I'm a noob with Airflow, and I'm trying to replace a one of my ETLs with an Airflow DAG as a POC, but I'm struggling to do one fundamental thing.
I'm looking to inject the execution_date or ds macro for a DAG run into a SQL string in an outside function, so that I can dynamically move/aggregate data based on the execution_date, which is useful for job reruns and backfills.
Here's the basic structure of the DAG so far:
def create_db_engine():
[redacted]
return engine
def run_query(sql):
engine = create_db_engine()
connection = engine.connect()
data = connection.execute(sql)
return data
def wait_for_data():
sensor_query = f'''
select blah
from table
limit 1
'''
if run_query(sensor_query).rowcount >= 1:
return True
else:
return False
def run_aggregation():
agg_query = f'''
delete from table
where datefield = '{{ prev_ds }}'::DATE;
insert into table(datefield, metric)
select date_trunc('day', timefield), sum(metric)
from sourcetable
where timefield >= '{{ prev_ds }}'::DATE
and timefield < '{{ ds }}'::DATE
group by 1;
'''
run_query(agg_query)
@task
def data_sensor():
PythonSensor(
task_id='check_data',
python_callable=wait_for_data(),
)
@task
def agg_operator(args):
PythonOperator(
task_id='agg_data',
python_callable=run_aggregation()
)
Summary/notes:
- The basic premise is to wait for something to happen, then run a query that is able to utilize the execution date.
- I'm attempting to use the {{}} macro syntax, but it doesn't appear to be usable outside of the operator/sensor call.
- I'm using SQL alchemy because I use IAM role chaining to authenticate with AWS Redshift, and I couldn't find a way to make it work with SQLoperators/sensors.
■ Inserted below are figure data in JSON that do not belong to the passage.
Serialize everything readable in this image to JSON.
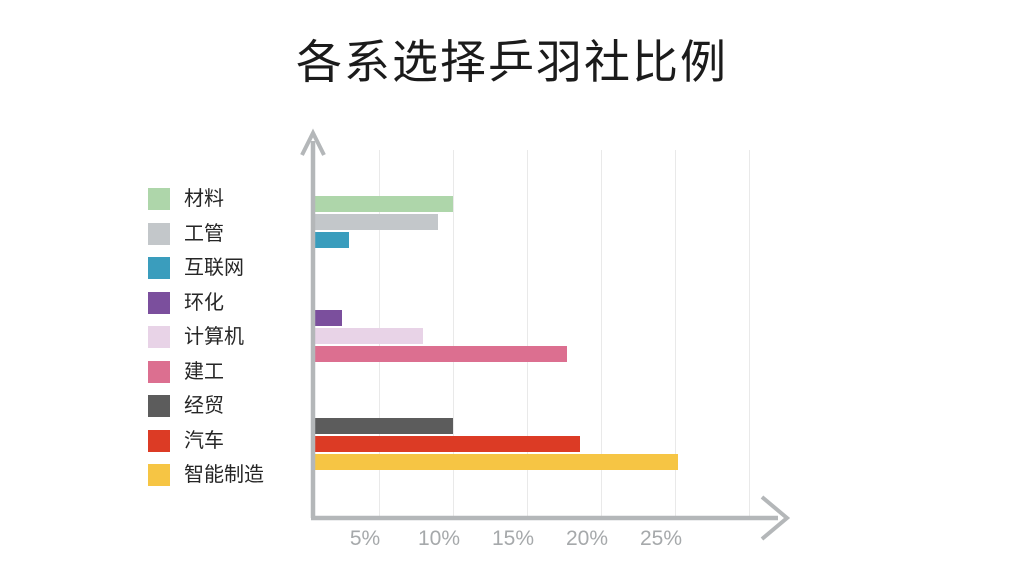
{
  "title": "各系选择乒羽社比例",
  "chart_data": {
    "type": "bar",
    "orientation": "horizontal",
    "title": "各系选择乒羽社比例",
    "categories": [
      "材料",
      "工管",
      "互联网",
      "环化",
      "计算机",
      "建工",
      "经贸",
      "汽车",
      "智能制造"
    ],
    "values": [
      10,
      9,
      3,
      2.5,
      8,
      17.7,
      10,
      18.6,
      25.2
    ],
    "unit": "percent",
    "colors": [
      "#aed6aa",
      "#c3c7ca",
      "#3a9dbd",
      "#7b4f9d",
      "#e8d3e7",
      "#dc6f90",
      "#5c5c5c",
      "#dc3b25",
      "#f6c544"
    ],
    "groups": [
      [
        0,
        1,
        2
      ],
      [
        3,
        4,
        5
      ],
      [
        6,
        7,
        8
      ]
    ],
    "x_tick_labels": [
      "5%",
      "10%",
      "15%",
      "20%",
      "25%"
    ],
    "x_tick_values": [
      5,
      10,
      15,
      20,
      25
    ],
    "grid_values": [
      5,
      10,
      15,
      20,
      25,
      30
    ],
    "xlim": [
      0,
      30
    ],
    "grid": "vertical-only",
    "legend_position": "left",
    "axis_color": "#b4b7b9",
    "gridline_color": "#e9e9e9",
    "tick_label_color": "#a6a9ab",
    "title_color": "#1b1b1b",
    "legend_text_color": "#262626"
  }
}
Though if anybody has a solution to that, that would be a nice bonus answer to have.
- Python 3.9, Airflow 2.1.2. The database is Amazon Redshift.
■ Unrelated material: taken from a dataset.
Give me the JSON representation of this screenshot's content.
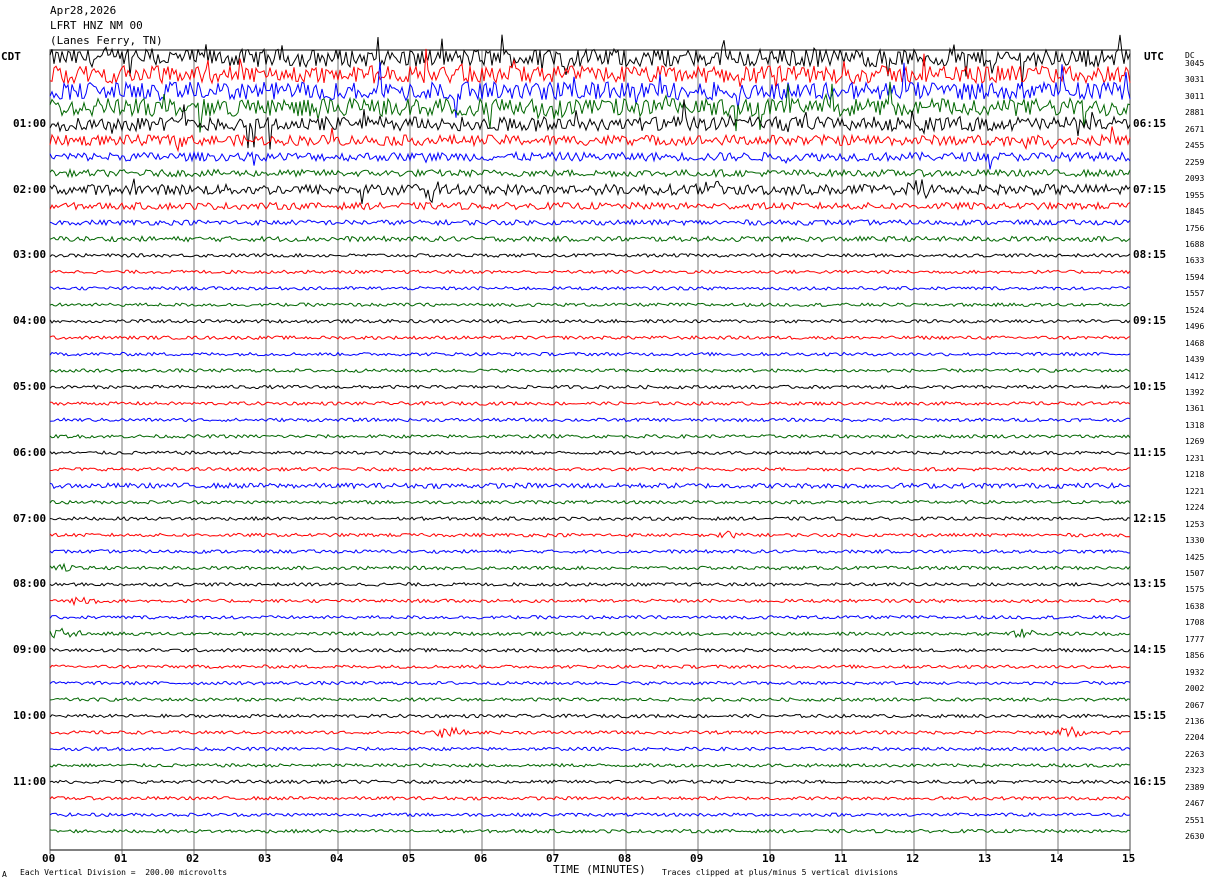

I've tried a few different methods to make things work:
kwargs #1 - According to this answer here [https://stackoverflow.com/a/36754930/841233], adding provide_context=True should make the variables available via kwargs passed into the function as **kwargs. But it doesn't work for me.
def data_sensor():
PythonSensor(
task_id='check_data',
python_callable=wait_for_data(),
poke_interval=30,
timeout=3600,
provide_context=True
)
...
ds = kwargs['ds']
prev_ds = kwargs['prev_ds']
...
Error
ds = kwargs['ds']
KeyError: 'ds'
kwargs #2 - This answer here [https://stackoverflow.com/a/50708735/841233] suggests adding the fields you want to a template via the templates_dict variable. But this doesn't work either
def data_sensor():
PythonSensor(
task_id='check_data',
python_callable=wait_for_data(),
poke_interval=30,
timeout=3600,
provide_context=True,
templates_dict={'start_date': '{{ prev_ds }}',
'end_date': '{{ ds }}',
'next_date': '{{ next_ds }}'},
)
...
Error
end_date = kwargs.get(['templates_dict']).get(['ds'])
TypeError: unhashable type: 'list'
So my questions are:
- What's going on here? Is this even possible?
- Is this the right paradigm to achieve what I need? Or is there a less-dumb way?